Thomas F. Allen Award
Thomas Allen (1942-2007) ran a successful private law firm in Cleveland after graduating with a Yale Law School degree in 1968, but his first passion was always stamp collecting. Thomas was an expert on Ohio postal history, winning an international gold medal for his Cleveland postal markings exhibit. He also co-authored the book 19th Century Cleveland Ohio Postal Markings (1991), served as president of the United States Philatelic Classics Society, and served as president, secretary, and treasurer for many years with the Garfield-Perry Stamp Club.
The Thomas F. Allen Award was founded in 2013 to promote research and philatelic writing. It is awarded each year by the American Philatelic Research Library to the writer(s) of the best article to appear in the Philatelic Literature Review during the previous year. Past winners have shared new research or knowledge, or offered new and relevant discussions to well-studied topics.
2022 – Abhishek Bhuwalka
The 2022 Allen Award is presented to Abhishek Bhuwalka for his article, “The Bibliophile of Schwalmtal-Waldniel: Wolfgang Maassen,” which appeared in the 2021 Third Quarter issue of the Philatelic Literature Review.
The article is essentially a profile and interview with Wolfgang Maassen, to whom the author refers as “the greatest philatelic historian of all time.” Maassen tells the author he is a workaholic, spending a good portion of every day, “writing, researching, collecting, archiving …” The result has been a massive amount of research and publications, including some of the great names of philately – particular those from Europe – including Alfred Moschkau, Heinrich Köhler and Philipp von Ferrary.

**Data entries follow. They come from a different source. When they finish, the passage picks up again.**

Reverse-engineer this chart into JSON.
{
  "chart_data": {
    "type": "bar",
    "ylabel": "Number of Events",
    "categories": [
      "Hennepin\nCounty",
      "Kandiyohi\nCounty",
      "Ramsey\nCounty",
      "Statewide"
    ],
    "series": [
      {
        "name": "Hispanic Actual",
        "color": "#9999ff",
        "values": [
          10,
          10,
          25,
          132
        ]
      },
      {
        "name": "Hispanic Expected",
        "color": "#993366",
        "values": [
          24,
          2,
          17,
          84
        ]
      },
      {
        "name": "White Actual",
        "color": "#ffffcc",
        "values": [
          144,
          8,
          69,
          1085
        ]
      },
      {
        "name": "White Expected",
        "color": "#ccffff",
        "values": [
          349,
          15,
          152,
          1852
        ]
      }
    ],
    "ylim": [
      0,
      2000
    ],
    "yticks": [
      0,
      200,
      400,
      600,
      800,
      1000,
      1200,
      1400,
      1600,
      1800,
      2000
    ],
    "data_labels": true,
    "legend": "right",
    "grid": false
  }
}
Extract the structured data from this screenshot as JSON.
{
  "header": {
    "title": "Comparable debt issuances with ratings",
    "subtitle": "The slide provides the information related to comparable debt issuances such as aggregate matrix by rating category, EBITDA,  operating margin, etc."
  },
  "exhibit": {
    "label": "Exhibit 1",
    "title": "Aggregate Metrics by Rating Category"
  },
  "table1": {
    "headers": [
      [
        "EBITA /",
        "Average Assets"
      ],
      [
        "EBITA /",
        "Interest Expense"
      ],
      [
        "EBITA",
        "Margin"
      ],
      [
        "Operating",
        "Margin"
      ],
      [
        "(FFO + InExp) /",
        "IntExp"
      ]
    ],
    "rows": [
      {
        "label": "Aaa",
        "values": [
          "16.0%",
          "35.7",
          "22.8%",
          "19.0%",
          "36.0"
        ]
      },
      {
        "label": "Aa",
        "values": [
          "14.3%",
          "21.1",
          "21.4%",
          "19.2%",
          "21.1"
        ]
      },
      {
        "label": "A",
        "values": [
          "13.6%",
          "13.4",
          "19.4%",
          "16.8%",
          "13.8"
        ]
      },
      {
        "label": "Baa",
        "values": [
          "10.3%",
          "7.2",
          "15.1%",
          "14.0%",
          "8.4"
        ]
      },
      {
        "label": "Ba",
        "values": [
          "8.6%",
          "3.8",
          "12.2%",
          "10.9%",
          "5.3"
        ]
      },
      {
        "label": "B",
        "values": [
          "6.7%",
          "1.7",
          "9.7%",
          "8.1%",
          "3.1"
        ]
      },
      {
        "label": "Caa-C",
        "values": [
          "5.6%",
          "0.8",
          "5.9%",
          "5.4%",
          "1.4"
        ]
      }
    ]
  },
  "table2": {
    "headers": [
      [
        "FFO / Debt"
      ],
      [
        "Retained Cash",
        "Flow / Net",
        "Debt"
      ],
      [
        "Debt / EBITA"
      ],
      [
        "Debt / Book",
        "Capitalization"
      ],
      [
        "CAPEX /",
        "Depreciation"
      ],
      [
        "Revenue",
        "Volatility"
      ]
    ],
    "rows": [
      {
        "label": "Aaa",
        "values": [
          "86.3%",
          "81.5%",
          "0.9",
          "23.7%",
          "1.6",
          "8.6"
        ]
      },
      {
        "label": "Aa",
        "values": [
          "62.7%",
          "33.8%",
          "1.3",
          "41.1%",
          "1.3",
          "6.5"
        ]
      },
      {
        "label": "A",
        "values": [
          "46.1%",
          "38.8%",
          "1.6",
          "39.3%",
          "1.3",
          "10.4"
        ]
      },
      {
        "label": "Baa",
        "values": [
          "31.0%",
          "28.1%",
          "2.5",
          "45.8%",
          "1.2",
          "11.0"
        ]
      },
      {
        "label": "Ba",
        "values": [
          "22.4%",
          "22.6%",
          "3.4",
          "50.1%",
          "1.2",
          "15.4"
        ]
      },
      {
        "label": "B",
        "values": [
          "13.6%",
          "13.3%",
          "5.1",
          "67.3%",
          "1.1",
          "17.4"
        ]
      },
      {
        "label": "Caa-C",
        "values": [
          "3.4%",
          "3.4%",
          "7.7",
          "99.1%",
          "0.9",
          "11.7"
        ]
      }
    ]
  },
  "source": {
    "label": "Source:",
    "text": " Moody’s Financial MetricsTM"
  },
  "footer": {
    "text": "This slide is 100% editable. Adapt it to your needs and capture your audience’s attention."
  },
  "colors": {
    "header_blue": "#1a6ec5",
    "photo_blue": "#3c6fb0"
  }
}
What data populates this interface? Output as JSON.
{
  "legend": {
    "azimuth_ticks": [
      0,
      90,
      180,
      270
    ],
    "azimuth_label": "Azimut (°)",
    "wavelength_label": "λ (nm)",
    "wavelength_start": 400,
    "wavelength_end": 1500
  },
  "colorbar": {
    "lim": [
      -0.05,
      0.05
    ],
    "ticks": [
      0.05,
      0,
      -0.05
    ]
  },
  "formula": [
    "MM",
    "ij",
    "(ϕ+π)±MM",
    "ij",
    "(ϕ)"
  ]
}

At more than 10,000 words, the article is hefty, but incredibly fascinating as the author probes the mind of this devotee of philatelic research who, himself, has probed the mines of great philatelists through their legacy works. Although the meat of the article certainly are Maassen’s responses, it clearly took the author a great deal of his own knowledge, research and skill to ask the right questions. From the introduction:
I met Maassen a couple of years back in Stockholm and found him to be a very modest and down-to-earth man. However, make no mistake; behind his simplicity is a steely will which enables him to spend 12 hours a day, seven days a week, researching and writing about philatelic collectors, dealers, forgers (a most charming subset of philatelic personalities!); institutions; literature, and more. I was very inspired with the way he comes across in this interview going about his business; in fact, I would say that I had goose bumps by the time I came close to the end!